While I’m comfortable with this philosophy on cleanliness, there’s always been this bee-atch hanging out on my shoulder, telling me I’m lazy, unorganized and sloppy.  She remembers my mom’s perfect house, and reminds me that my sister’s house is perfect, just like mom’s.  Why is your house so dumpy?  Why do you enjoy buying from thrift stores?  Don’t you know successful people buy from Pottery Barn?  Why are you such a screw up?  When are you going to learn, when are you going to get your self together, why aren’t you like EVERYBODY ELSE?

This year, I’ve been smacked in the face with a wake up call.  It’s precisely that kind of thinking that caused me to become sick with an autoimmune disorder.  If you do a little Googling, you’ll find that most of these disorders are thought to be caused, or made worse from stress.
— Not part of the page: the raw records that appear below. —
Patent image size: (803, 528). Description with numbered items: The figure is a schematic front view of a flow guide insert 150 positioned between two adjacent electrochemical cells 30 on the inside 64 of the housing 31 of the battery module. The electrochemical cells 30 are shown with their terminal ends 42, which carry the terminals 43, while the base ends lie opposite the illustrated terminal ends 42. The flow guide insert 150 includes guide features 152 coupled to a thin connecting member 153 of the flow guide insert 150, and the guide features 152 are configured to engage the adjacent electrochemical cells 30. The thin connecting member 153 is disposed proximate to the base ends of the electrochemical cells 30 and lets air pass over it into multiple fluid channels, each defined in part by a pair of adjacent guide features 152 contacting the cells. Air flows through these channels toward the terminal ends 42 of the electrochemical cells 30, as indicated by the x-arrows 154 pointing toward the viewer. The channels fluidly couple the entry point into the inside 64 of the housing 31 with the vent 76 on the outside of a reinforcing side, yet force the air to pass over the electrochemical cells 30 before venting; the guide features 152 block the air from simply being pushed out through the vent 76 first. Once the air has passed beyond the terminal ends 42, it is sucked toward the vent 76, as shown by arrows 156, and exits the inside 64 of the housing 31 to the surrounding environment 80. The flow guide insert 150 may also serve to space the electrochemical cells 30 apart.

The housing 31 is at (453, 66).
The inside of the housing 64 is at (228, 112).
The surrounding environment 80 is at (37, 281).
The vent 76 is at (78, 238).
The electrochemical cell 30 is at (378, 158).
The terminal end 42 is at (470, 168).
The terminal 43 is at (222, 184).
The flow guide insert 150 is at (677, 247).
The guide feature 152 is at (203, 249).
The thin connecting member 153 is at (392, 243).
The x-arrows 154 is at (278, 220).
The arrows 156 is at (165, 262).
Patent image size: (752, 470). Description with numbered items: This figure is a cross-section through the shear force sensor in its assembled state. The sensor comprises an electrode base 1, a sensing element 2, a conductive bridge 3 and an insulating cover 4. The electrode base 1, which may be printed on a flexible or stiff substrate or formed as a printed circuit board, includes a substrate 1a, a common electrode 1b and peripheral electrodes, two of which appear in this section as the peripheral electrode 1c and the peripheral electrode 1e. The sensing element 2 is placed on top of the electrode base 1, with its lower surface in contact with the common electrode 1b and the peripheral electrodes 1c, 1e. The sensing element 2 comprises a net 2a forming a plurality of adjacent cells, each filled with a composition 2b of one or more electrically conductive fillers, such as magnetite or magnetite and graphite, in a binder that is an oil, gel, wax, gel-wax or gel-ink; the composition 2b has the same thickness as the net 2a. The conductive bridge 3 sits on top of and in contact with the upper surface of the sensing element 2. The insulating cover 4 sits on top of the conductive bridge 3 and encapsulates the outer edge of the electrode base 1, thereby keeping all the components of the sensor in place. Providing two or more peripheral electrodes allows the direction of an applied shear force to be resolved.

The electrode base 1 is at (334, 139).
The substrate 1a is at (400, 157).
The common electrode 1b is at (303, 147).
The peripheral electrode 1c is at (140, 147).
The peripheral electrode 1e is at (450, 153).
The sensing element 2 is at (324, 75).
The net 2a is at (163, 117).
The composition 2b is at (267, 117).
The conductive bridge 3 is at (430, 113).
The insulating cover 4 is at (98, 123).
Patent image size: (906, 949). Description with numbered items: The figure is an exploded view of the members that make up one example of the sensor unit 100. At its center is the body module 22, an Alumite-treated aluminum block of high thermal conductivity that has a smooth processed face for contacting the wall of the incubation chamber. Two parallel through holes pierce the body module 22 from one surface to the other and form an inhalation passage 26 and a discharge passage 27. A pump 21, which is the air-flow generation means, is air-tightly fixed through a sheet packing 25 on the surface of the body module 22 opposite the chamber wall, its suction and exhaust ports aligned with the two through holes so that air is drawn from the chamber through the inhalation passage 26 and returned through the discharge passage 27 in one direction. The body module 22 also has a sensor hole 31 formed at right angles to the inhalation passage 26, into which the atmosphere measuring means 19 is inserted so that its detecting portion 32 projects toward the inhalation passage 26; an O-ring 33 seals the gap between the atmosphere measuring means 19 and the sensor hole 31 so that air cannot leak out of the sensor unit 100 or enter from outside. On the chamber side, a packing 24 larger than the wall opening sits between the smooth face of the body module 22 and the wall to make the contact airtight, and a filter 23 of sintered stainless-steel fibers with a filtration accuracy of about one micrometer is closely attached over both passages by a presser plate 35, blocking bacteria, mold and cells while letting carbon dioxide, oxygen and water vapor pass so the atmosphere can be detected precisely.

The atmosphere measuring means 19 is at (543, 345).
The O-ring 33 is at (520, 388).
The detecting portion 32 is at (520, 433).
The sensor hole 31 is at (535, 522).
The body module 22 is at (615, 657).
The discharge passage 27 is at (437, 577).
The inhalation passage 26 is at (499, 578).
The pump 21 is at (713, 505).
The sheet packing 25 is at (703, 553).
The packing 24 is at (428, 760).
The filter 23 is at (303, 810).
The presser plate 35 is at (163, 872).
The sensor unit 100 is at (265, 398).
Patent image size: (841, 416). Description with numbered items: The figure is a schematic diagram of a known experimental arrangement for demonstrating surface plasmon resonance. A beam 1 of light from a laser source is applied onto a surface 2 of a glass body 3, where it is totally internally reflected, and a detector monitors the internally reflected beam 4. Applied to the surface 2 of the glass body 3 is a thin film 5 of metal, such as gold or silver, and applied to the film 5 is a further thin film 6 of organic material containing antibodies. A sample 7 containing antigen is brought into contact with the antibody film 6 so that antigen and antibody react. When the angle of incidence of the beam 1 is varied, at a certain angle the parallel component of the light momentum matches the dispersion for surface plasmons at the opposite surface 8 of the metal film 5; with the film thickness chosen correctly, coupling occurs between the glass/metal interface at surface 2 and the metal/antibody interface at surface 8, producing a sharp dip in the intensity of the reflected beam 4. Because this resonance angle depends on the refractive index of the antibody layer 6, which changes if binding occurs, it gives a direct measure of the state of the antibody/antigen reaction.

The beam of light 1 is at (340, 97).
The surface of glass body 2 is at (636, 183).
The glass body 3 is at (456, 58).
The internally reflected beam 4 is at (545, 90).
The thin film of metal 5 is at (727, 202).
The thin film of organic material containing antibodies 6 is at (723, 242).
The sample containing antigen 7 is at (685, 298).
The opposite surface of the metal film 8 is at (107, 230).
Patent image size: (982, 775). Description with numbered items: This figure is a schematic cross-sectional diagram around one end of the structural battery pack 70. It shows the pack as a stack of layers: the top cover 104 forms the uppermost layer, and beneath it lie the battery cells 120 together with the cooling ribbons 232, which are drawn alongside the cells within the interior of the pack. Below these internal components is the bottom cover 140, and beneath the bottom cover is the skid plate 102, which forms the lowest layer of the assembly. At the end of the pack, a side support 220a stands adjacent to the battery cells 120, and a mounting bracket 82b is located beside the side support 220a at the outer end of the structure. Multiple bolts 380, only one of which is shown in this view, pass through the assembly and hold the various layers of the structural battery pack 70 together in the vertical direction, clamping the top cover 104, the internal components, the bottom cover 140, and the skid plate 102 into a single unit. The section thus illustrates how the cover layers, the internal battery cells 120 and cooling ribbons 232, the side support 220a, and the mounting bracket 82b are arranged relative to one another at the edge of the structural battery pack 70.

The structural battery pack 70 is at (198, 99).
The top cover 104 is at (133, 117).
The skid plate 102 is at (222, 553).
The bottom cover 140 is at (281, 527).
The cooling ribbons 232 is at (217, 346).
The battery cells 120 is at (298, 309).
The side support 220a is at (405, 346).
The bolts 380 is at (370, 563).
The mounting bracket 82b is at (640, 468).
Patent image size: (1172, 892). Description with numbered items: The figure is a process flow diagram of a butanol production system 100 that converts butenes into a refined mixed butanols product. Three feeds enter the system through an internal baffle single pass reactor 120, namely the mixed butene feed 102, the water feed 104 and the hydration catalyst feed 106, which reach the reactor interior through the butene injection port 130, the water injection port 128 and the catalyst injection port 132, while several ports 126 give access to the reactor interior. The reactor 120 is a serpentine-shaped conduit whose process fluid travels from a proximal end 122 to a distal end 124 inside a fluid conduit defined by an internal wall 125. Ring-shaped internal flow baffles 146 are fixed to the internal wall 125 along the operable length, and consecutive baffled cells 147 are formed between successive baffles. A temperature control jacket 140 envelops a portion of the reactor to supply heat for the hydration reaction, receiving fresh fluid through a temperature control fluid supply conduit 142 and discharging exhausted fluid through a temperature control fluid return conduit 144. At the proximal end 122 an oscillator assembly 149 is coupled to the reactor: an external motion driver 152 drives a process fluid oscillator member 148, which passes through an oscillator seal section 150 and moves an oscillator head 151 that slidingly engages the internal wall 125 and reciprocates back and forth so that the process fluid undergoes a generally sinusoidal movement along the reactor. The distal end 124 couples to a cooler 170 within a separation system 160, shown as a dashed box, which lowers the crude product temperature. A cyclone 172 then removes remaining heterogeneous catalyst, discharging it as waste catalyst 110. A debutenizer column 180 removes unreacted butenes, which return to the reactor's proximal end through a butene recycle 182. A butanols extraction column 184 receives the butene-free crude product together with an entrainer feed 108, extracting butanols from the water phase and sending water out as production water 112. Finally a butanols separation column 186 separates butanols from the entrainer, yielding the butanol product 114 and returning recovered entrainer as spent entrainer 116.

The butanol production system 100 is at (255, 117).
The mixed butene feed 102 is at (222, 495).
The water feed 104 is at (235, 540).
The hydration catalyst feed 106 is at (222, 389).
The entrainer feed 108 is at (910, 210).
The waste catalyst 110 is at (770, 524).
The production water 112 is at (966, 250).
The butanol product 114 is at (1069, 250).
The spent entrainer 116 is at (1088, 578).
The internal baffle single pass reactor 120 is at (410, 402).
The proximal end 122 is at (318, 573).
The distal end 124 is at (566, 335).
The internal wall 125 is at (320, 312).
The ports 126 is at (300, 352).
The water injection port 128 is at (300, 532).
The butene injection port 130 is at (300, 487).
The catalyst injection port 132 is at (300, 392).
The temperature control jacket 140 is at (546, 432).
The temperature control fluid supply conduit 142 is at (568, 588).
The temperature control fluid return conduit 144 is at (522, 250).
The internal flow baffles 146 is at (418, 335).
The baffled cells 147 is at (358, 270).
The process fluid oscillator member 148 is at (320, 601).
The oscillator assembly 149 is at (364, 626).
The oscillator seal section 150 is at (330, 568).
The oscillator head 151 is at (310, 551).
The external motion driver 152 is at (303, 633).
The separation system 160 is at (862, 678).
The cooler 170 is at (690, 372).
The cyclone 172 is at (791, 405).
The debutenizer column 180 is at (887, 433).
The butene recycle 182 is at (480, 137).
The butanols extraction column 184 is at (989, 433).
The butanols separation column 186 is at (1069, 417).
Coming down with an illness caused me to do some introspection and meditation, and when you meditate, you start to see the connections of things.  I began to see that this internal abuse was going on almost constantly.  It was making me feel stressed and worthless, not good enough to deserve the finer things in life.  My reaction to that, was to run myself ragged, desperately trying to be someone who this person on my shoulder would approve of. I became exhausted physically and emotionally, and eventually, I got sick.

I realize now, all that worrying and trying to be a better housewife (for lack of a better term) was futile, that’s just not who I am, and that’s ok.  My house is older.  It can be really hard to make an older house look spotless, they have “character”.  I like character, that’s why I bought the house, therefore, I accept my dingy-looking floors. I know they’re clean enough. So, bee-atch on my shoulder, get the heck off, and don’t come back.  You’re not welcome in my house anymore, and I feel a whole lot lighter and happier when you’re gone.